Quando parliamo di onde d’urto, parliamo di onde acustiche (impulsi sonori, di natura meccanica) ad alta energia, prodotte da appositi generatori (i litotritori, vi ricordate quelli che si usavano per bombardare i calcoli?), ed in grado di propagarsi nei tessuti, in sequenza rapida e ripetuta, utili in fisioterapia per ottenere determinati effetti benefici. Si suddividono in due diverse categorie:

  • onde d’urto focali
  • onde d’urto radiali

Uno dei vantaggi principali di questo tipo di terapia è quello di stimolare la rigenerazione dei tessuti, riuscendo così a trovare sollievo al dolore. Ora ci concentriamo sulle onde d’urto focali che, a differenza delle radiali, agiscono in un punto specifico e in profondità, grazie alla tecnologia che permette di regolarne la direzione e l’intensità. Le onde d’urto focali sono sempre eco-guidate ovvero vengono eseguite dopo aver effettuato un’ecografia.
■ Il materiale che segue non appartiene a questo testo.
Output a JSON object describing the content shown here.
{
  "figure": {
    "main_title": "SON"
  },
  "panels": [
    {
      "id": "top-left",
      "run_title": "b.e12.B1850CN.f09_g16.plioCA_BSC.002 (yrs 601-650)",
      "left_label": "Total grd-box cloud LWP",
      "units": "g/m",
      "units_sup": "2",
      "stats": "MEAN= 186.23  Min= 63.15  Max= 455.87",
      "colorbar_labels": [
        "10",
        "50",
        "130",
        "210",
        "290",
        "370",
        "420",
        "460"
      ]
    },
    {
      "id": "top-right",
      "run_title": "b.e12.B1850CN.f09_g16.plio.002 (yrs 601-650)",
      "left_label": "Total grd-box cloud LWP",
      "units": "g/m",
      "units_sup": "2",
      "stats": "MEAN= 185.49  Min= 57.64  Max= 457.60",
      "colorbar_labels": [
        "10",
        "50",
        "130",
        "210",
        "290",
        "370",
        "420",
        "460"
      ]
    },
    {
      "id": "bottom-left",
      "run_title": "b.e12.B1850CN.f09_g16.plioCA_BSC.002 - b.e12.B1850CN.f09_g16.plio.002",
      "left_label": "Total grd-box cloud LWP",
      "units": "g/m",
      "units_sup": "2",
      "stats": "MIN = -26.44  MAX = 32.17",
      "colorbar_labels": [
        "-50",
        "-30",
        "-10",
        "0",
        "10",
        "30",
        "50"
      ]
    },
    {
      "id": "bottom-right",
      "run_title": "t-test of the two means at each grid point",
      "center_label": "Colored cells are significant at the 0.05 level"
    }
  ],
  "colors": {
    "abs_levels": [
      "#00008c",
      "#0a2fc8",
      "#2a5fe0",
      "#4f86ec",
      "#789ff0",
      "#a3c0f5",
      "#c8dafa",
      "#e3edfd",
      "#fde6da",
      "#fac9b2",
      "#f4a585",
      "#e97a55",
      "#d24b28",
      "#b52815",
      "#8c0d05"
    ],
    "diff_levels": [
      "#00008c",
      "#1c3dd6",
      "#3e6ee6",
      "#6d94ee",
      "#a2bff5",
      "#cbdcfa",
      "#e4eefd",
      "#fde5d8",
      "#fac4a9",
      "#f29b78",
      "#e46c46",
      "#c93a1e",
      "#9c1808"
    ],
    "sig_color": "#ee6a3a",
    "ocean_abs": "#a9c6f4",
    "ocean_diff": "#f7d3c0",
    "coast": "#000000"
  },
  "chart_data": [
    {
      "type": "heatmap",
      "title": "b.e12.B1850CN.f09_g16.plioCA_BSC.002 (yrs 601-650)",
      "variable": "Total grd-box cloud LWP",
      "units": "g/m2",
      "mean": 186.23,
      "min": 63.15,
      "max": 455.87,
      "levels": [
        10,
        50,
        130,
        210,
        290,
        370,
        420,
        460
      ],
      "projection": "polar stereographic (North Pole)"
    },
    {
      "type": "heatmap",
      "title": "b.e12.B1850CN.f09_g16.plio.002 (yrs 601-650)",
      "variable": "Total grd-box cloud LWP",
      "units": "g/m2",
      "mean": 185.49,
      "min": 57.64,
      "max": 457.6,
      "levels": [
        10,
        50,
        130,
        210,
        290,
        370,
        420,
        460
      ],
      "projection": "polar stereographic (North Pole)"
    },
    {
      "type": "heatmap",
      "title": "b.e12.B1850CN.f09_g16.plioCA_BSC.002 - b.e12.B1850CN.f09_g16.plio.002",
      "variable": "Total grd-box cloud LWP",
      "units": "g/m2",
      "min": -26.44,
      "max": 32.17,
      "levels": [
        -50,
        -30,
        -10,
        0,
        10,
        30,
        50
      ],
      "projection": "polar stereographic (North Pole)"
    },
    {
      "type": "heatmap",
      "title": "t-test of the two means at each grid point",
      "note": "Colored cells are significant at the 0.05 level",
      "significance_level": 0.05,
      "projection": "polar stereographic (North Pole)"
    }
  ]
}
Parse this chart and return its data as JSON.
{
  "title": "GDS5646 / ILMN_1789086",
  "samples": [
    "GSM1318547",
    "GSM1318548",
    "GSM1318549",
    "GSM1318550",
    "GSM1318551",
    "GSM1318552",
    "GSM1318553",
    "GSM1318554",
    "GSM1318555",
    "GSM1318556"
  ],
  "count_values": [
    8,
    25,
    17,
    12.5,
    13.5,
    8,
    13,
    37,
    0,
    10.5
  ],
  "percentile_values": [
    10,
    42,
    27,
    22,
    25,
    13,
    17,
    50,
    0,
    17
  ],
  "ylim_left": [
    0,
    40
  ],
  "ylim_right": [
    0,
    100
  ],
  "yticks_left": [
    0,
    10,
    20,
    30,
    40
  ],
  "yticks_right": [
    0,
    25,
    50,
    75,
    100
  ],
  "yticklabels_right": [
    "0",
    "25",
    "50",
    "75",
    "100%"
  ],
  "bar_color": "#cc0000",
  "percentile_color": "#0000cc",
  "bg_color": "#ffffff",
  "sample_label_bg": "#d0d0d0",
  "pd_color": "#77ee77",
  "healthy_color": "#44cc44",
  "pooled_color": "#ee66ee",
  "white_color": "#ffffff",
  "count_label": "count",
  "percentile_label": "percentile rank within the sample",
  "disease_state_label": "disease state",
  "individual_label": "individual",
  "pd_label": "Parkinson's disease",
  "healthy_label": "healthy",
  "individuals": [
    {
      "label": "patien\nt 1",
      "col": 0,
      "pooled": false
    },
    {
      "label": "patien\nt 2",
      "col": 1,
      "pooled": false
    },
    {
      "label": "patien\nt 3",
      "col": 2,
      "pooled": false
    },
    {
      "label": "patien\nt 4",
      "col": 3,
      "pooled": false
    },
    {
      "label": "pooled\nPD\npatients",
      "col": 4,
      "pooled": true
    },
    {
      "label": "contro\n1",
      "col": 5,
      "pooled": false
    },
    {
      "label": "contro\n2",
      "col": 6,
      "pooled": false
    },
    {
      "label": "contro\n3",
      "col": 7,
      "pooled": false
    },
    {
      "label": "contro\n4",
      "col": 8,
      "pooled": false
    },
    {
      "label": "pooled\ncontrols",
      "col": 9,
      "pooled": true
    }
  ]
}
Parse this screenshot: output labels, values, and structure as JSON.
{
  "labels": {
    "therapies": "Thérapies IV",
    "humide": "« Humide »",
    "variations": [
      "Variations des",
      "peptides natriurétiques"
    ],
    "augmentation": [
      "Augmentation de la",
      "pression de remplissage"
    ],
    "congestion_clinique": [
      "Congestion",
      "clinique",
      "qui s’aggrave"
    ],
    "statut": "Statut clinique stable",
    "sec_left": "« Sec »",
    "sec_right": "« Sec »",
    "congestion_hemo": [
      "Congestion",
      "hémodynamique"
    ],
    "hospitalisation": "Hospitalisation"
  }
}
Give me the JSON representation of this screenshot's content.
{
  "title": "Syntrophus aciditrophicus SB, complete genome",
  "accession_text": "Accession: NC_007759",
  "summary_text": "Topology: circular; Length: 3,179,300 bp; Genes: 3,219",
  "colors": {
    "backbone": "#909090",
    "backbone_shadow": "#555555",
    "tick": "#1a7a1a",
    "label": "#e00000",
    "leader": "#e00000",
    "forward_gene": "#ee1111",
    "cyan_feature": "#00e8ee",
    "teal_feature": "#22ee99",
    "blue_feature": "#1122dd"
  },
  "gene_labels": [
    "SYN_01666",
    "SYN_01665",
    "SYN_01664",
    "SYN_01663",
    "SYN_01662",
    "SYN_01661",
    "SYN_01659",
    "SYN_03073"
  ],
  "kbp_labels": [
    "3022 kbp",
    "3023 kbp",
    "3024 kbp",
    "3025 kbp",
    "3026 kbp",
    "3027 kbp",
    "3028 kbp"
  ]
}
Si tratta di una terapia non invasiva. Talvolta può essere leggermente dolorosa, ma questa percezione di fastidio è del tutto soggettiva e varia da paziente a paziente. Le onde d’urto focali possono potenziare il lavoro delle altre terapie, accelerando così i benefici.

Le onde d’urto vengono utilizzate per curare patologie in fase acuta o cronica. Sono specialmente indicate in presenza di fascite plantare, sperone calcaneare, tendinopatia, epicondilite, ritardo di consolidazione ossea, etc. In alcuni casi, possono essere anche un’alternativa all’intervento chirurgico, oppure una soluzione per la cura dei postumi di un trauma.

Le sedute hanno una durata di circa 10 minuti: il terapista, dopo aver individuato la zona da trattare e applicato un gel apposito, posiziona la sonda che a contatto con la pelle veicola le onde acustiche. Solitamente è richiesta una media di tre sedute, a cadenza settimanale.